Tue | Apr 23, 2024

‘The OUR is useless!’ - Waterford councillor blasts regulatory body for not defending consumers

Published:Friday | February 21, 2020 | 12:33 AMRuddy Mathison/Gleaner Writer
Fenley Douglas.
Fenley Douglas.

The Office of Utilities Regulation (OUR) was criticised by councillors attending Thursday’s general meeting of the St Catherine Municipal Corporation, who described the regulatory body as “useless”.

Councillor for the Waterford division in Portmore, Fenley Douglas, who led the charge in an emotional response to a presentation by Gordon Brown, public affairs director at the regulatory agency, said the organisation is inept, in the pockets of the utility companies and not representing the interest of the Jamaican utility consumer.

Douglas accused the Jamaica Public Service Company (JPS), National Water Commission (NWC), and the telecommunications providers of treating the Jamaican people with impunity by placing exorbitant charges on them, while offering substandard services with the OUR turning a blind eye to their plight.

“I speak, Mr Chairman, as a consumer and the representive of many consumers in the Waterford division who are frustrated with the service delivery of our utility companies, and exorbitant charges laid on us for these services which are substandard.

“The smart street lights that are supposed to be their cutting-edge technology malfunction in a matter of weeks after they are installed. We were conned into ventilating to the people we represent, that no longer will these lights be out for any considerable period of time because the JPS could identify them and repair them quickly, but this has not been so,” Douglas charged.

“I represent a division that is crime-riddled and I have been asking for street lights in certain areas that have none for years, and nothing has been done, yet the municipal corporations pay JPS millions for street lights,” he continued.

“The JPS’s only aim is to collect and not connect with the people of Jamaica. We are told whenever we report outages that if it isn’t an emergency, it could take up to 36 hours before service is restored. To add to our frustration, Mister Chairman, is the fact that the persons manning the call centres have no knowledge of what they are doing, yet the OUR come to this meeting to tell us that they are working for us.”

Douglas argued that the JPS has no moral authority to seek electricity increases from the public when they failed to offer decrease charges when the price of oil dipped. He said this is an area where the OUR has dropped the ball.

The Waterford Municipal councillor also highlighted what he said is the unjust sewage charge imposed by the NWC on customers who are not connected to treatment plants serviced by the commission, as well as the lack of compensation by the telecommunication sector to customers when services are disrupted.

Meanwhile, public affairs coordinator at the OUR, Gordon Brown, in responding to the councillor’s broadside, said the regulatory agency can only operate within the ambit of the law.

“What I can say is that we operate under existing laws and we cannot function outside of the law. The telecommunication sector has laws that are outdated, hence we are restricted because of our reliance on these laws,” he stated.

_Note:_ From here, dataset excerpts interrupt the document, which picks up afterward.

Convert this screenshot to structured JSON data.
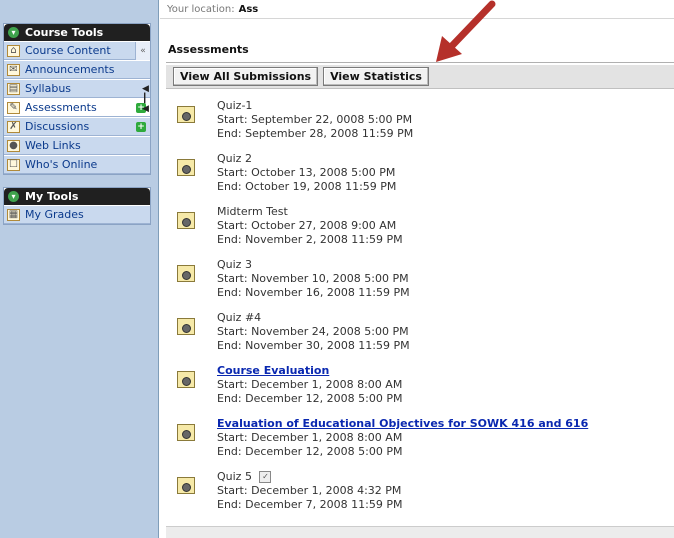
{
  "sidebar": {
    "course_tools_header": "Course Tools",
    "items": [
      {
        "label": "Course Content",
        "icon": "course-content-icon"
      },
      {
        "label": "Announcements",
        "icon": "announcements-icon"
      },
      {
        "label": "Syllabus",
        "icon": "syllabus-icon"
      },
      {
        "label": "Assessments",
        "icon": "assessments-icon",
        "active": true
      },
      {
        "label": "Discussions",
        "icon": "discussions-icon"
      },
      {
        "label": "Web Links",
        "icon": "web-links-icon"
      },
      {
        "label": "Who's Online",
        "icon": "whos-online-icon"
      }
    ],
    "my_tools_header": "My Tools",
    "my_items": [
      {
        "label": "My Grades",
        "icon": "my-grades-icon"
      }
    ]
  },
  "main": {
    "location_label": "Your location:",
    "location_value": "Ass",
    "page_title": "Assessments",
    "buttons": {
      "view_all_submissions": "View All Submissions",
      "view_statistics": "View Statistics"
    },
    "assessments": [
      {
        "name": "Quiz-1",
        "link": false,
        "start": "Start: September 22, 0008 5:00 PM",
        "end": "End: September 28, 2008 11:59 PM"
      },
      {
        "name": "Quiz 2",
        "link": false,
        "start": "Start: October 13, 2008 5:00 PM",
        "end": "End: October 19, 2008 11:59 PM"
      },
      {
        "name": "Midterm Test",
        "link": false,
        "start": "Start: October 27, 2008 9:00 AM",
        "end": "End: November 2, 2008 11:59 PM"
      },
      {
        "name": "Quiz 3",
        "link": false,
        "start": "Start: November 10, 2008 5:00 PM",
        "end": "End: November 16, 2008 11:59 PM"
      },
      {
        "name": "Quiz #4",
        "link": false,
        "start": "Start: November 24, 2008 5:00 PM",
        "end": "End: November 30, 2008 11:59 PM"
      },
      {
        "name": "Course Evaluation",
        "link": true,
        "start": "Start: December 1, 2008 8:00 AM",
        "end": "End: December 12, 2008 5:00 PM"
      },
      {
        "name": "Evaluation of Educational Objectives for SOWK 416 and 616",
        "link": true,
        "start": "Start: December 1, 2008 8:00 AM",
        "end": "End: December 12, 2008 5:00 PM"
      },
      {
        "name": "Quiz 5",
        "link": false,
        "start": "Start: December 1, 2008 4:32 PM",
        "end": "End: December 7, 2008 11:59 PM",
        "badge": true
      }
    ]
  },
  "colors": {
    "sidebar_bg": "#b9cce3",
    "header_bg": "#202020",
    "link": "#0a28b0",
    "arrow": "#c0392b"
  }
}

“As far as the Water Commission is concerned, the existing law enables them to charge sewage rate if the property is within one hundred yards of the Water Commission facility,” Brown disclosed.

However, he did not say whether the OUR was responsible for regulating the issue of proximity to the NWC facility for customers who have their own backyard sewage pits, a situation that is of grave concern to councillors.